Vedanta ‘in total contempt of the law’ says Indian government

Tribal women gather to protest and listen to speeches at Bijepur at a rally organised by the Adim Adhikar Surakshya Manch (a group to protect tribal groups) against the Vedanta plant. Stuart Freedman/ ActionAid
Tribal women gather to protest and listen to speeches at Bijepur at a rally organised by the Adim Adhikar Surakshya Manch (a group to protect tribal groups) against the Vedanta plant. Stuart Freedman/ActionAid

There have been numerous meetings of tribal communities to protest against Vedanta's plans (Stuart Freedman/ActionAid)

Damning Indian government report says British-owned mining company’s plans should be blocked, as two local tribal campaigners are abducted

British-owned mining giant Vedanta Resources has been dealt another blow after the Indian government criticised its latest plans to mine for bauxite in a remote part of eastern India considered sacred by the indigenous population.

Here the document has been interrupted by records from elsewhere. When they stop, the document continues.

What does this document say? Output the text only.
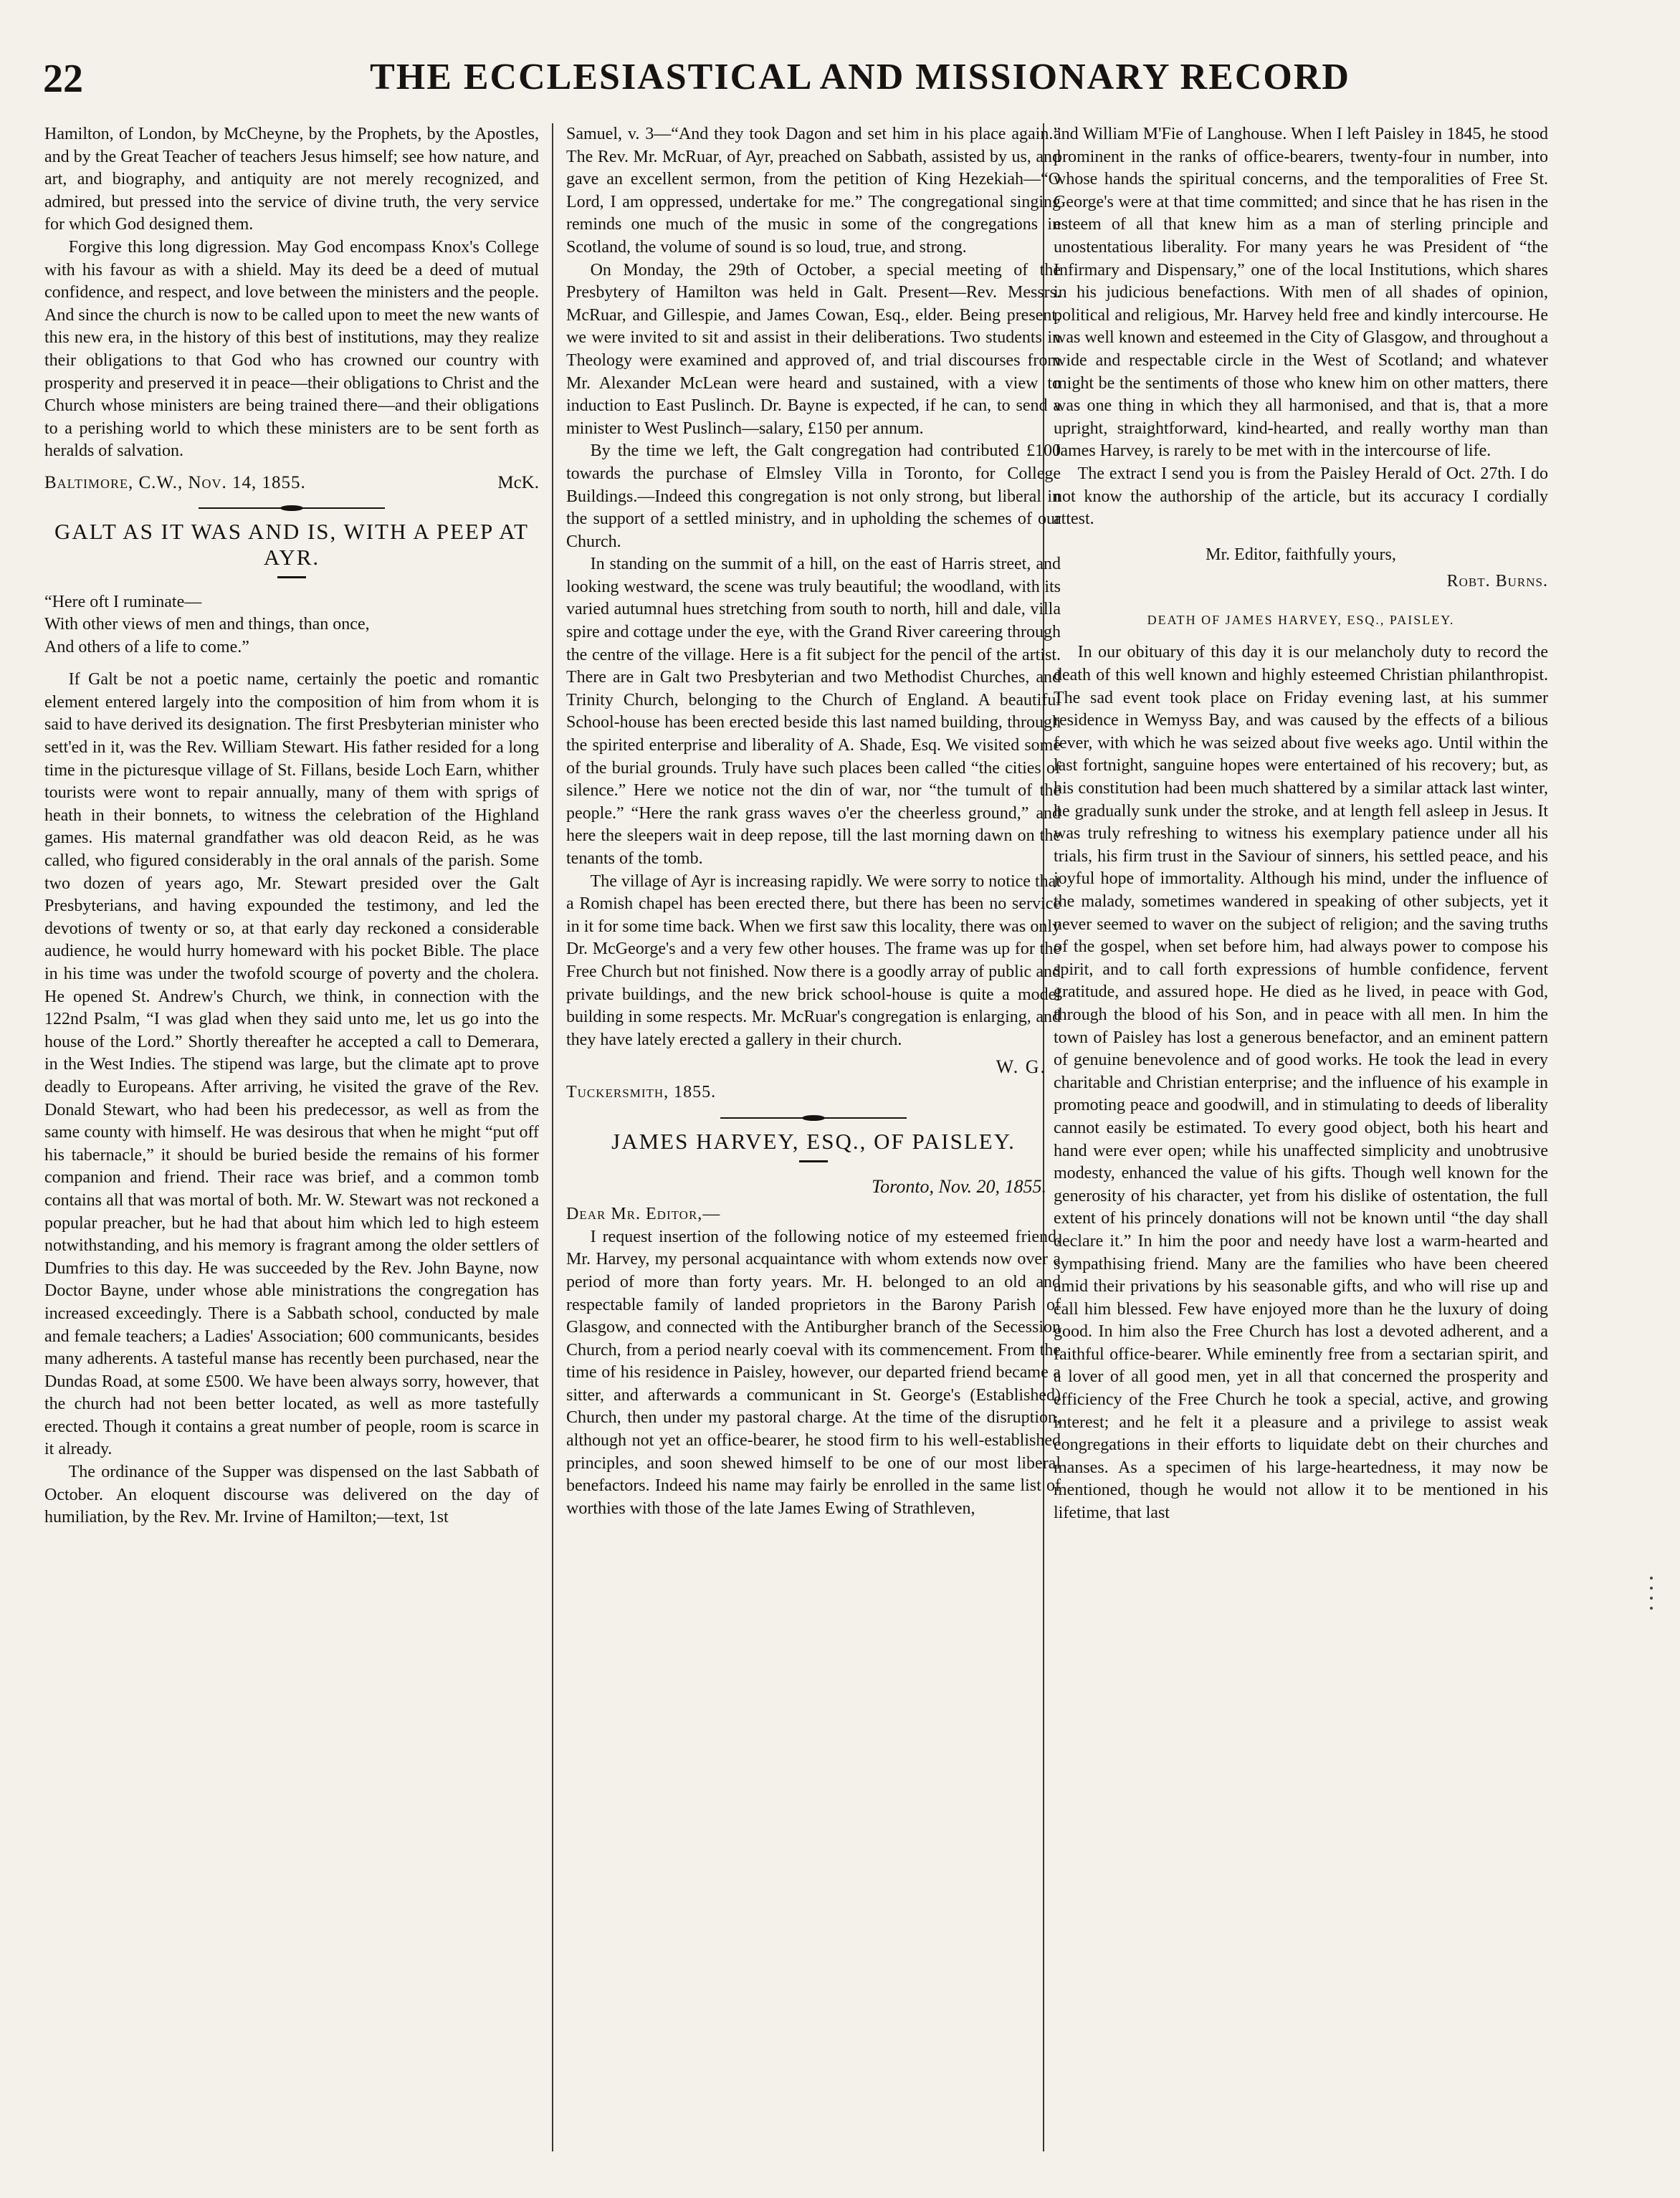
22	THE ECCLESIASTICAL AND MISSIONARY RECORD

Hamilton, of London, by McCheyne, by the Prophets, by the Apostles, and by the Great Teacher of teachers Jesus himself; see how nature, and art, and biography, and antiquity are not merely recognized, and admired, but pressed into the service of divine truth, the very service for which God designed them.

Forgive this long digression. May God encompass Knox's College with his favour as with a shield. May its deed be a deed of mutual confidence, and respect, and love between the ministers and the people. And since the church is now to be called upon to meet the new wants of this new era, in the history of this best of institutions, may they realize their obligations to that God who has crowned our country with prosperity and preserved it in peace—their obligations to Christ and the Church whose ministers are being trained there—and their obligations to a perishing world to which these ministers are to be sent forth as heralds of salvation.

Baltimore, C.W., Nov. 14, 1855.	McK.
GALT AS IT WAS AND IS, WITH A PEEP AT AYR.
“Here oft I ruminate—
With other views of men and things, than once,
And others of a life to come.”

If Galt be not a poetic name, certainly the poetic and romantic element entered largely into the composition of him from whom it is said to have derived its designation. The first Presbyterian minister who sett'ed in it, was the Rev. William Stewart. His father resided for a long time in the picturesque village of St. Fillans, beside Loch Earn, whither tourists were wont to repair annually, many of them with sprigs of heath in their bonnets, to witness the celebration of the Highland games. His maternal grandfather was old deacon Reid, as he was called, who figured considerably in the oral annals of the parish. Some two dozen of years ago, Mr. Stewart presided over the Galt Presbyterians, and having expounded the testimony, and led the devotions of twenty or so, at that early day reckoned a considerable audience, he would hurry homeward with his pocket Bible. The place in his time was under the twofold scourge of poverty and the cholera. He opened St. Andrew's Church, we think, in connection with the 122nd Psalm, “I was glad when they said unto me, let us go into the house of the Lord.” Shortly thereafter he accepted a call to Demerara, in the West Indies. The stipend was large, but the climate apt to prove deadly to Europeans. After arriving, he visited the grave of the Rev. Donald Stewart, who had been his predecessor, as well as from the same county with himself. He was desirous that when he might “put off his tabernacle,” it should be buried beside the remains of his former companion and friend. Their race was brief, and a common tomb contains all that was mortal of both. Mr. W. Stewart was not reckoned a popular preacher, but he had that about him which led to high esteem notwithstanding, and his memory is fragrant among the older settlers of Dumfries to this day. He was succeeded by the Rev. John Bayne, now Doctor Bayne, under whose able ministrations the congregation has increased exceedingly. There is a Sabbath school, conducted by male and female teachers; a Ladies' Association; 600 communicants, besides many adherents. A tasteful manse has recently been purchased, near the Dundas Road, at some £500. We have been always sorry, however, that the church had not been better located, as well as more tastefully erected. Though it contains a great number of people, room is scarce in it already.

The ordinance of the Supper was dispensed on the last Sabbath of October. An eloquent discourse was delivered on the day of humiliation, by the Rev. Mr. Irvine of Hamilton;—text, 1st

Samuel, v. 3—“And they took Dagon and set him in his place again.” The Rev. Mr. McRuar, of Ayr, preached on Sabbath, assisted by us, and gave an excellent sermon, from the petition of King Hezekiah—“O Lord, I am oppressed, undertake for me.” The congregational singing reminds one much of the music in some of the congregations in Scotland, the volume of sound is so loud, true, and strong.

On Monday, the 29th of October, a special meeting of the Presbytery of Hamilton was held in Galt. Present—Rev. Messrs. McRuar, and Gillespie, and James Cowan, Esq., elder. Being present, we were invited to sit and assist in their deliberations. Two students in Theology were examined and approved of, and trial discourses from Mr. Alexander McLean were heard and sustained, with a view to induction to East Puslinch. Dr. Bayne is expected, if he can, to send a minister to West Puslinch—salary, £150 per annum.

By the time we left, the Galt congregation had contributed £100 towards the purchase of Elmsley Villa in Toronto, for College Buildings.—Indeed this congregation is not only strong, but liberal in the support of a settled ministry, and in upholding the schemes of our Church.

In standing on the summit of a hill, on the east of Harris street, and looking westward, the scene was truly beautiful; the woodland, with its varied autumnal hues stretching from south to north, hill and dale, villa spire and cottage under the eye, with the Grand River careering through the centre of the village. Here is a fit subject for the pencil of the artist. There are in Galt two Presbyterian and two Methodist Churches, and Trinity Church, belonging to the Church of England. A beautiful School-house has been erected beside this last named building, through the spirited enterprise and liberality of A. Shade, Esq. We visited some of the burial grounds. Truly have such places been called “the cities of silence.” Here we notice not the din of war, nor “the tumult of the people.” “Here the rank grass waves o'er the cheerless ground,” and here the sleepers wait in deep repose, till the last morning dawn on the tenants of the tomb.

The village of Ayr is increasing rapidly. We were sorry to notice that a Romish chapel has been erected there, but there has been no service in it for some time back. When we first saw this locality, there was only Dr. McGeorge's and a very few other houses. The frame was up for the Free Church but not finished. Now there is a goodly array of public and private buildings, and the new brick school-house is quite a model building in some respects. Mr. McRuar's congregation is enlarging, and they have lately erected a gallery in their church.

W. G.
Tuckersmith, 1855.
JAMES HARVEY, ESQ., OF PAISLEY.
Toronto, Nov. 20, 1855.
Dear Mr. Editor,—

I request insertion of the following notice of my esteemed friend, Mr. Harvey, my personal acquaintance with whom extends now over a period of more than forty years. Mr. H. belonged to an old and respectable family of landed proprietors in the Barony Parish of Glasgow, and connected with the Antiburgher branch of the Secession Church, from a period nearly coeval with its commencement. From the time of his residence in Paisley, however, our departed friend became a sitter, and afterwards a communicant in St. George's (Established) Church, then under my pastoral charge. At the time of the disruption, although not yet an office-bearer, he stood firm to his well-established principles, and soon shewed himself to be one of our most liberal benefactors. Indeed his name may fairly be enrolled in the same list of worthies with those of the late James Ewing of Strathleven,

and William M'Fie of Langhouse. When I left Paisley in 1845, he stood prominent in the ranks of office-bearers, twenty-four in number, into whose hands the spiritual concerns, and the temporalities of Free St. George's were at that time committed; and since that he has risen in the esteem of all that knew him as a man of sterling principle and unostentatious liberality. For many years he was President of “the Infirmary and Dispensary,” one of the local Institutions, which shares in his judicious benefactions. With men of all shades of opinion, political and religious, Mr. Harvey held free and kindly intercourse. He was well known and esteemed in the City of Glasgow, and throughout a wide and respectable circle in the West of Scotland; and whatever might be the sentiments of those who knew him on other matters, there was one thing in which they all harmonised, and that is, that a more upright, straightforward, kind-hearted, and really worthy man than James Harvey, is rarely to be met with in the intercourse of life.

The extract I send you is from the Paisley Herald of Oct. 27th. I do not know the authorship of the article, but its accuracy I cordially attest.

Mr. Editor, faithfully yours,
Robt. Burns.
DEATH OF JAMES HARVEY, ESQ., PAISLEY.

In our obituary of this day it is our melancholy duty to record the death of this well known and highly esteemed Christian philanthropist. The sad event took place on Friday evening last, at his summer residence in Wemyss Bay, and was caused by the effects of a bilious fever, with which he was seized about five weeks ago. Until within the last fortnight, sanguine hopes were entertained of his recovery; but, as his constitution had been much shattered by a similar attack last winter, he gradually sunk under the stroke, and at length fell asleep in Jesus. It was truly refreshing to witness his exemplary patience under all his trials, his firm trust in the Saviour of sinners, his settled peace, and his joyful hope of immortality. Although his mind, under the influence of the malady, sometimes wandered in speaking of other subjects, yet it never seemed to waver on the subject of religion; and the saving truths of the gospel, when set before him, had always power to compose his spirit, and to call forth expressions of humble confidence, fervent gratitude, and assured hope. He died as he lived, in peace with God, through the blood of his Son, and in peace with all men. In him the town of Paisley has lost a generous benefactor, and an eminent pattern of genuine benevolence and of good works. He took the lead in every charitable and Christian enterprise; and the influence of his example in promoting peace and goodwill, and in stimulating to deeds of liberality cannot easily be estimated. To every good object, both his heart and hand were ever open; while his unaffected simplicity and unobtrusive modesty, enhanced the value of his gifts. Though well known for the generosity of his character, yet from his dislike of ostentation, the full extent of his princely donations will not be known until “the day shall declare it.” In him the poor and needy have lost a warm-hearted and sympathising friend. Many are the families who have been cheered amid their privations by his seasonable gifts, and who will rise up and call him blessed. Few have enjoyed more than he the luxury of doing good. In him also the Free Church has lost a devoted adherent, and a faithful office-bearer. While eminently free from a sectarian spirit, and a lover of all good men, yet in all that concerned the prosperity and efficiency of the Free Church he took a special, active, and growing interest; and he felt it a pleasure and a privilege to assist weak congregations in their efforts to liquidate debt on their churches and manses. As a specimen of his large-heartedness, it may now be mentioned, though he would not allow it to be mentioned in his lifetime, that last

Earlier this year major investors including the Church of England pulled investments from the company, saying they had ‘no confidence’ the company was respecting the human rights of the local communities. This followed heavy criticism of its plans for the new mine by NGOs and the UK government.

The latest report by the Indian Ministry of Environment and Forestry has recommended that proposals for the new mine be rejected due to its expected impacts on both nearby wildlife and the local Dongaria Kondh tribal people who occupy the area.

The report also went on to criticise Vedanta’s activities in the region, saying the corporation had acted ‘in total contempt of the law’.

The report stated:

•    Mining in the area would disturb important wildlife habitat in the area, including a number of sensitive species.

•    The mine would threaten the economic, social and cultural wellbeing of the local Dongaria Kondh people who occupy the surrounding area.

•    That local state officials had colluded with Vedanta in its application for permission to mine, including falsifying documents in the application process.

•    Consent for the mining had neither been sought nor obtained from the Dongaria Kondh people, as required under Indian law.

Campaign groups including ActionAid and Amnesty International have welcomed the report, calling on the Indian government to rule against Vedanta when it makes its final decision on the mine later this month.

‘This is an important report because it is going to help protect the extinction of the tribal community and help them assert their fundamental rights,’ said Bratindi Jena, head of tribal rights at ActionAid.

‘The India government must now do the right thing and call a stop to this project once and for all.’

Vedanta has declined to comment on the report at present, but the company has previously stated that it ‘remains committed to pursuing its investments in a responsible manner, respecting the environment and human rights’.

Abduction of campaigners

The report comes just one week after two anti-Vedanta campaigners from the Dongaria Kondh tribe were abducted by gunmen while on their way to campaign against the proposed mine. One of the men was beaten and the other tortured before being released.

Ramesh Gopalkrishnan, researcher for Amnesty International’s South Asia team, has called on the Orissa state government to investigate the kidnappings, reporting that the abducted men believe local police to be responsible.

Gopalkrishnan said: ‘From what these men say, and from what eyewitnesses say, these men were taken by local police.

‘They were illegally detained and we have issued a statement asking the state government to find out why. The state government has so far not responded.’